Australian government agencies spend considerable effort auditing their own people and systems against security frameworks. They run maturity assessments. They map controls to the Information Security Manual. They train staff. And then they sign a contract with a software vendor whose product was never built with security in mind, and the risk walks in through the front door.
We've seen the pattern play out time and time again. Not sophisticated nation-state attacks slipping past elite defences, but ordinary vendor products with ordinary weaknesses, procured through processes that haven't asked the right questions.
In 2024, e-prescriptions provider MediSecure suffered a ransomware attack that exposed the personal and health information of nearly 13 million Australians. The breach originated from a third-party vendor. Medicare card numbers, prescription details, home addresses. The agency's own systems weren't the point of failure. The supplier relationship was.
Earlier this year, Canadian transcription firm VIQ Solutions admitted to a data breach after subcontracting sensitive work to an offshore company, exposing federal and state court files across five Australian jurisdictions. This wasn't a technical exploit.
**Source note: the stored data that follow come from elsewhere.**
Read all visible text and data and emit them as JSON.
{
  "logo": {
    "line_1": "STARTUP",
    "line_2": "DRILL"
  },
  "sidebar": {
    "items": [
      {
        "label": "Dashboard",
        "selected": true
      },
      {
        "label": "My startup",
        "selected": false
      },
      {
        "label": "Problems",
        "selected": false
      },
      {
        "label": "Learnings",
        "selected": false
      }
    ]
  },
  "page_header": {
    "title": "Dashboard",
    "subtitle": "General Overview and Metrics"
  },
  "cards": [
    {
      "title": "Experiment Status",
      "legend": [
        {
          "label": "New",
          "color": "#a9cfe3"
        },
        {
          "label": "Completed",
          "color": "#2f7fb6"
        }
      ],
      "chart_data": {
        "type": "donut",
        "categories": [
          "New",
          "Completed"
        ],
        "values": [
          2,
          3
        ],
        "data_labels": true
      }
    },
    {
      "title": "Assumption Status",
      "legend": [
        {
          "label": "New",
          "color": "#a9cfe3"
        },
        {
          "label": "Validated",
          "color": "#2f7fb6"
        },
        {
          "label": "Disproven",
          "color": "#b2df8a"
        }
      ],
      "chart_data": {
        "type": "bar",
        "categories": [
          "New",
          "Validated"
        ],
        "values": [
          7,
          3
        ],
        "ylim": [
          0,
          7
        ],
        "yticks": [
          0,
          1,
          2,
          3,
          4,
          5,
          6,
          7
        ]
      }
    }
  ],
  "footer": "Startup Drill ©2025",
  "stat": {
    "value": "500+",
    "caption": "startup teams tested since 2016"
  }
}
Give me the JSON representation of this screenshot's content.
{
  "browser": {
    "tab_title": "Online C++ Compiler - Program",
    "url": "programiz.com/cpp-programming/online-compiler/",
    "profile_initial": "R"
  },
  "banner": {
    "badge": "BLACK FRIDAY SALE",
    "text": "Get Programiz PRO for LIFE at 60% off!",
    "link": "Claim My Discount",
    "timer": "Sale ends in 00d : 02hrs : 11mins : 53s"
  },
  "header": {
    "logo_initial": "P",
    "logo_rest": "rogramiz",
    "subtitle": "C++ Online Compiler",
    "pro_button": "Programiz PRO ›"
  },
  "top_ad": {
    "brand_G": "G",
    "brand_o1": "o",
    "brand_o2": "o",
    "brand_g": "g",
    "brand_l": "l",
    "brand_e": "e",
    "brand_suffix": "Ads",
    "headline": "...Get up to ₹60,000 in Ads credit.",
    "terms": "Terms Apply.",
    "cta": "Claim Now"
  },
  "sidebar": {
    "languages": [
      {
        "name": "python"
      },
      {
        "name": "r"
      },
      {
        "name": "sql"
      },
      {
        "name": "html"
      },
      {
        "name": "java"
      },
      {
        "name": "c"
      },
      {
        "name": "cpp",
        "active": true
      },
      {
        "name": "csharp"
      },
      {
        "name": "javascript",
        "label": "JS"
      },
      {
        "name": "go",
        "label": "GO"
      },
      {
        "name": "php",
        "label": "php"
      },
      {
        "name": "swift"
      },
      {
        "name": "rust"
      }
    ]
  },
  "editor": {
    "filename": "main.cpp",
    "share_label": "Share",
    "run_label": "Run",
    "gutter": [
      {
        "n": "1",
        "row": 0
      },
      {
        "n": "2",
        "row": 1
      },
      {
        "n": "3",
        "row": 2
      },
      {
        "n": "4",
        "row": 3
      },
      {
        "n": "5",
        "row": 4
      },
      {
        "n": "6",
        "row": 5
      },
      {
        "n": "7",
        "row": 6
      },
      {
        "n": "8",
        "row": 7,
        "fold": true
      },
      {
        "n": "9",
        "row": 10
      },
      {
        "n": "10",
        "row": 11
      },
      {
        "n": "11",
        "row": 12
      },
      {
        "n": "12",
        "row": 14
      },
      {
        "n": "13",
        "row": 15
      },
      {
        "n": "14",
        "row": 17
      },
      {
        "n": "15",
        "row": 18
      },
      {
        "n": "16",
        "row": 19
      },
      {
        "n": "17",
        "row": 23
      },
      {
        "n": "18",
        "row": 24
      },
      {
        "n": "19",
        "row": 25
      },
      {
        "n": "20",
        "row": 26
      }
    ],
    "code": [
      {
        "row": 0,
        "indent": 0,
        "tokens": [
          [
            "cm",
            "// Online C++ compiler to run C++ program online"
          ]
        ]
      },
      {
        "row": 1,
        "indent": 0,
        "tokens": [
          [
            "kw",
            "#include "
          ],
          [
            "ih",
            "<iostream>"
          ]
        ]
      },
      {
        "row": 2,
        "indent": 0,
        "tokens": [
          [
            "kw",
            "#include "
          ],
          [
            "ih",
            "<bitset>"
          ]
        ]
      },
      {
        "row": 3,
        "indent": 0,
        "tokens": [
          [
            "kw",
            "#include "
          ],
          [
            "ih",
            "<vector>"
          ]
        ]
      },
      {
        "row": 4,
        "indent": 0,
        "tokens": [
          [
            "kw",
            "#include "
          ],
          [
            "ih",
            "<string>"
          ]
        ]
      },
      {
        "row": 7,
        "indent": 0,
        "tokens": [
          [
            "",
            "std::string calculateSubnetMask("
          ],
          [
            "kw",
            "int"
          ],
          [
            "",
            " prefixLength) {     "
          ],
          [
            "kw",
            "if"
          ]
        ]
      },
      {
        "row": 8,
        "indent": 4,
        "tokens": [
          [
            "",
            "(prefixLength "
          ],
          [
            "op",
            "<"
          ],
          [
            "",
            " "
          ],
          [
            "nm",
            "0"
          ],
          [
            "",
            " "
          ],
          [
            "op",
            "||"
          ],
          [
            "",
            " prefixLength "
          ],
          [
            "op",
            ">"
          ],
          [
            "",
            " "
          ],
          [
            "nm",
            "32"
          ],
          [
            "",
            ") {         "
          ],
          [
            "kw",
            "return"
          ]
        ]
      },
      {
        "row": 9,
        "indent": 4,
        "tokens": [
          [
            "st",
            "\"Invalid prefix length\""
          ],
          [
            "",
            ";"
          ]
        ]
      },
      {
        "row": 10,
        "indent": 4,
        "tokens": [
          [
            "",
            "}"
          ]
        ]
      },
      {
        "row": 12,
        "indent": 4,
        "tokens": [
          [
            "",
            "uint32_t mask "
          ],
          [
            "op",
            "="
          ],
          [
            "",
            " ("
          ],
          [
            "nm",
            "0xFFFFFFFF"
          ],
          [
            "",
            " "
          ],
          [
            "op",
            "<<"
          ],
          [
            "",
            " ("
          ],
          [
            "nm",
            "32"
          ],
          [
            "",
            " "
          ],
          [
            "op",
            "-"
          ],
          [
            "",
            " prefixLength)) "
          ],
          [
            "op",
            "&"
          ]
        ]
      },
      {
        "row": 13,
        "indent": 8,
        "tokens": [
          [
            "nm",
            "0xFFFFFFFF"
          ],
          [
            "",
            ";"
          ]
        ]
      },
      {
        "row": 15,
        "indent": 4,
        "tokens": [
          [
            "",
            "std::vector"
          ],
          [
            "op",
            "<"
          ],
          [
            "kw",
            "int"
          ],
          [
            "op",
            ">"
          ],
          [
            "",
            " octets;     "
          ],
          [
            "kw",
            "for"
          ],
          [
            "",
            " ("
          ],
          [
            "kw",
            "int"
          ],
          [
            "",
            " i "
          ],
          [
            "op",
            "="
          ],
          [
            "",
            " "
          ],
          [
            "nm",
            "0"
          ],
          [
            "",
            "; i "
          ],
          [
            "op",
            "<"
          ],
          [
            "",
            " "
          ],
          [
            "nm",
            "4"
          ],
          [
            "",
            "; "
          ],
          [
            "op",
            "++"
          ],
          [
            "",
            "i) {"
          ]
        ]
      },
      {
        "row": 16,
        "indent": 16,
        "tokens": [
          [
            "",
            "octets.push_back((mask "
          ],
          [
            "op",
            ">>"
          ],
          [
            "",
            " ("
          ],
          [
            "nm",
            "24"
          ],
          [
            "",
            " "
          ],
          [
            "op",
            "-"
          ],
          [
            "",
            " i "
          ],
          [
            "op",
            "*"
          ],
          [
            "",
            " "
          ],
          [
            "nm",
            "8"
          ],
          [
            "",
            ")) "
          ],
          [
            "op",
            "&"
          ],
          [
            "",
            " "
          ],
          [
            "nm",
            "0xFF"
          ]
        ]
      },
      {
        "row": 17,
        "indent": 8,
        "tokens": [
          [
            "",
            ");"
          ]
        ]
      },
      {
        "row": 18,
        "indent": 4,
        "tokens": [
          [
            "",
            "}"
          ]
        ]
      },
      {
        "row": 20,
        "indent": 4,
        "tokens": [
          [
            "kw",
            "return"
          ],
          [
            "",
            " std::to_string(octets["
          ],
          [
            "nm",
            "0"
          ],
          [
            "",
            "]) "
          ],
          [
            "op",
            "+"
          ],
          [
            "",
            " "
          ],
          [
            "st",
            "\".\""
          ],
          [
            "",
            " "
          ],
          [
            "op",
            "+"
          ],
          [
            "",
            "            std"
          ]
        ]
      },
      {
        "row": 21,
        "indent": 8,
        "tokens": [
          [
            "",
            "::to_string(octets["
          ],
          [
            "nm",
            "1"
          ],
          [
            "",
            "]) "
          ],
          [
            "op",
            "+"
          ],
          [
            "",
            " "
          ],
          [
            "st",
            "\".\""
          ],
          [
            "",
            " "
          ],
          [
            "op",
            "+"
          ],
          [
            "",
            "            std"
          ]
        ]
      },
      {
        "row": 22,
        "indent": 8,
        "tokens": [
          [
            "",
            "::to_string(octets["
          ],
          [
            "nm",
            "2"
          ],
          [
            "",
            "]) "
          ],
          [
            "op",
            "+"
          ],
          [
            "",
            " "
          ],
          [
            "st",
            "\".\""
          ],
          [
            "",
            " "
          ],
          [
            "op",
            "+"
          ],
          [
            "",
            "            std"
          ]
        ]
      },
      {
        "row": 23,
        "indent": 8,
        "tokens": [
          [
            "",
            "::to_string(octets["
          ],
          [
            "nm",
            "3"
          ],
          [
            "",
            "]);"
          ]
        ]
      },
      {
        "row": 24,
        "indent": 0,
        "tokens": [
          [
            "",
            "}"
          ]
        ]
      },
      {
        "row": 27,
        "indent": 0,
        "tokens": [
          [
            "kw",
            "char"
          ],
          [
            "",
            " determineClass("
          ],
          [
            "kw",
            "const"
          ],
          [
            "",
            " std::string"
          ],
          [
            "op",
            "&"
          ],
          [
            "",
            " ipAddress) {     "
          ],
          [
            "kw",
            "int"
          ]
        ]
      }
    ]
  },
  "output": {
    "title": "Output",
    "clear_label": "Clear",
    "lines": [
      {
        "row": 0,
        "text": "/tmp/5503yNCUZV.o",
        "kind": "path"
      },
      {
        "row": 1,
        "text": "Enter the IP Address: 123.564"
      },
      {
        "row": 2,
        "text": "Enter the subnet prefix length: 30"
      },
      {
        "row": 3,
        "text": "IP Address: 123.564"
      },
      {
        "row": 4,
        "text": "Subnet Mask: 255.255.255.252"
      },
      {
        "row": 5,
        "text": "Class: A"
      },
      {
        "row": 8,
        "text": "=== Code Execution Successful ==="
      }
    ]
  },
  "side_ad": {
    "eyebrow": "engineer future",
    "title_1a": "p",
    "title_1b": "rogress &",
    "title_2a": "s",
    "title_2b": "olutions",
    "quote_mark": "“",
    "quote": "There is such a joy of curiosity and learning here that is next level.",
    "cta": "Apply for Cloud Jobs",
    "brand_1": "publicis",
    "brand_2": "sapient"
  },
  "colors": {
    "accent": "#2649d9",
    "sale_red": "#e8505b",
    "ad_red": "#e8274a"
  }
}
It was a contracting discipline failure in a government procurement chain.
These aren't edge cases. They're the predictable result of a system that holds internal teams to high standards while giving suppliers remarkably little scrutiny. In both cases, stronger questions at the point of purchase could have changed the outcome. Procurement is the first line of defence, not the last. Supplier assurance needs teeth throughout the life of a contract, not just at signing.
Secure by design is now consensus. The Cybersecurity and Infrastructure Security Agency in the US has published principles for software manufacturers. The UK has done the same, with a clear emphasis on accountable risk owners and usable security. Australia's own cyber.gov.au guidance reinforces the approach for software development. AISA supports secure by design as a practical discipline that improves delivery outcomes.
But in Australian government procurement, that consensus hasn't translated into consistent practice. Sourcing panels and tender evaluations rarely weight a vendor's security engineering maturity in any meaningful way. The people evaluating proposals are often not equipped or empowered to assess it. Security might appear as a line in a compliance checklist, but there's a significant difference between ticking a box and understanding whether a product was designed to be secure from the ground up.
Government is one of the largest technology buyers in the country. That purchasing power is a policy lever, and it's only partially being used for security outcomes.
To be fair, government does require security assurance from vendors. IRAP assessments, ISO 27001 certification and Essential Eight alignment are common procurement requirements, and rightly so. But these frameworks assess how a vendor operates - how they handle data, manage access, and run their infrastructure. They don't assess how a vendor builds.
An IRAP assessment will tell you a cloud provider has strong access controls. It won't tell you whether the application running on that infrastructure was threat-modelled during design, whether the vendor uses secure development practices, or whether they have a vulnerability disclosure program that actually works. Government is checking the operating environment while largely taking the product itself on trust.
This doesn't require a revolution. It requires asking better questions at the right time. Can the vendor demonstrate a secure development lifecycle? How do they manage vulnerabilities in their product? What happens when a security issue is found post-deployment? Who is accountable?
These are questions that procurement teams, contract managers and senior leaders can ask today, within existing frameworks. You don't need to be a security engineer to insist on answers. You do need to accept that this is part of your responsibility. And yes, this means investing in procurement capability, giving evaluation panels access to security expertise and the time to use it, rather than expecting generalists to absorb yet another assessment dimension without support.
The Australian Information Security Association, Australia's cyber peak, view is that practical, well-governed delivery needs a few things to be true: accountable risk owners for services across their lifecycle, security embedded early in discovery and design, supplier due diligence that goes beyond compliance checklists, and shared responsibility for product security written into contracts rather than disclaimed away.
Applied to procurement, this means someone in the buying agency owns the security posture of what they buy, not just what they build. It means evaluation criteria that treat security engineering maturity as a weighted factor, not a footnote. And it means contracts that don't allow vendors to disclaim responsibility for the security of their own products.
If you lead a procurement function, a digital delivery team or a government agency, you have a role in this. The most consequential cybersecurity decisions in government are often not made by security teams at all. They're made by people choosing which products and platforms to buy. That's not a criticism. It's a recognition of where the real leverage sits, and an invitation to use it.